Saeed Amen - Making Python parallel with large datasets


London Marriott Hotel Canary Wharf

22 Hertsmere Rd · London

How to find us

Look for Ginger Room in Marriott Canary Wharf (which is 9 minutes walk from the Canary Wharf Underground station or 1 minute walk from the West India Quay DLR).

Location image of event venue



Python is a great language for data science. When working with large datasets which don't fit entirely in memory, we may need to use some different approaches. In this talk we will discuss various Python libraries which are ideal for working with large time series datasets in a pandas-like way, including dask and vaex. We shall also explore how to make computation parallel in Python, talking about the differences between threading and multiprocessing, and wrappers like concurrent.futures. We shall also talk about using the very powerful celery to distribute tasks. We shall illustrate the talk with a Jupyter notebook, including examples from finance (such as using FX tick datasets).

Brief Bio

Saeed Amen is the founder of Cuemacro.
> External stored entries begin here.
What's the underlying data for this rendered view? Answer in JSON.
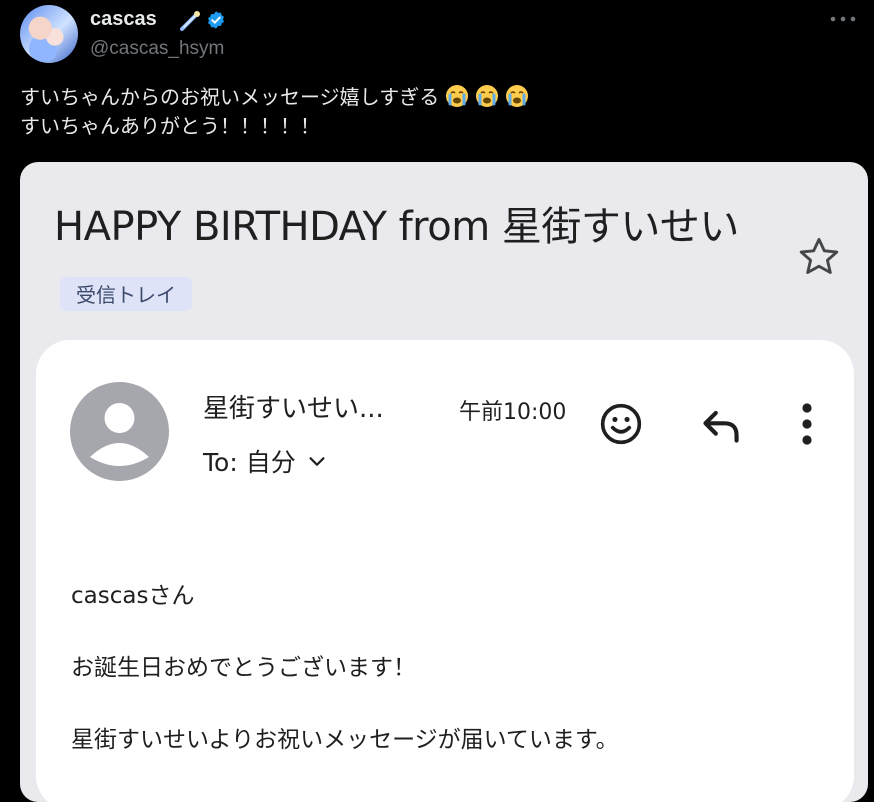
{
  "tweet": {
    "display_name": "cascas",
    "handle": "@cascas_hsym",
    "line1": "すいちゃんからのお祝いメッセージ嬉しすぎる",
    "line2": "すいちゃんありがとう！！！！！",
    "emoji_count_note": "loudly-crying-face"
  },
  "email": {
    "subject": "HAPPY BIRTHDAY from 星街すいせい",
    "label": "受信トレイ",
    "sender": "星街すいせい...",
    "time": "午前10:00",
    "to": "To: 自分",
    "body": [
      "cascasさん",
      "お誕生日おめでとうございます！",
      "星街すいせいよりお祝いメッセージが届いています。"
    ]
  },
  "colors": {
    "background": "#000000",
    "card": "#e9e9ee",
    "message": "#ffffff",
    "verified": "#1d9bf0",
    "label_chip": "#dfe3f7",
    "avatar_placeholder": "#a6a6ad"
  }
}
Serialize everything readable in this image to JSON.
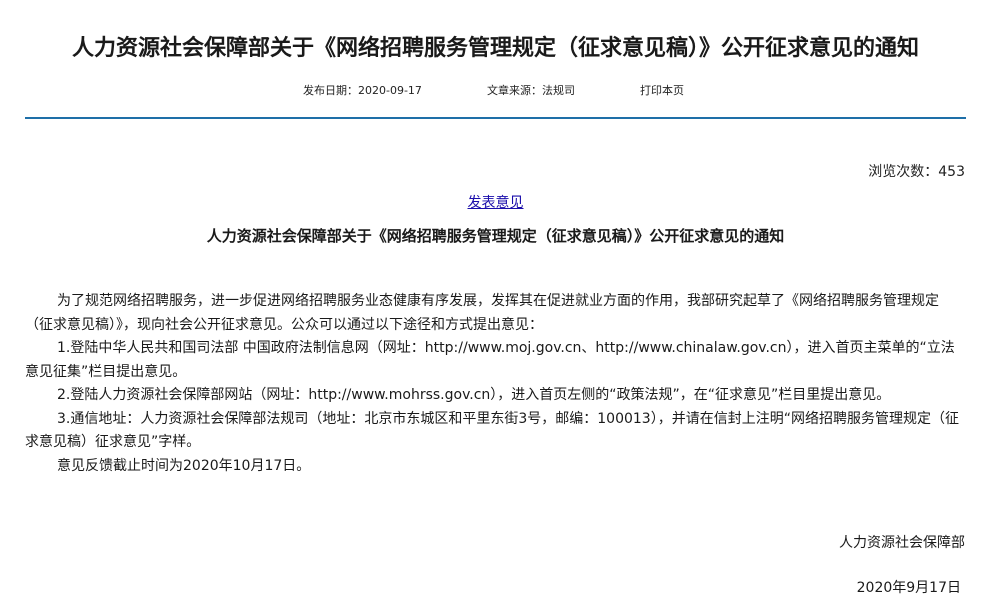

Over the past fifteen years, Saeed Amen has developed systematic trading strategies at major investment banks including Lehman Brothers and Nomura. He is also the author of Trading Thalesians: What the ancient world can teach us about trading today (Palgrave Macmillan) and is the coauthor of The Book of Alternative Data (Wiley), due in 2020. Through Cuemacro, he now consults and publishes research for clients in the area of systematic trading. He has developed many Python libraries including finmarketpy and tcapy for transaction cost analysis. His clients have included major quant funds and data companies such as Bloomberg. He has presented his work at many conferences and institutions which include the ECB, IMF, Bank of England and Federal Reserve Board. He is also a co-founder of the Thalesians.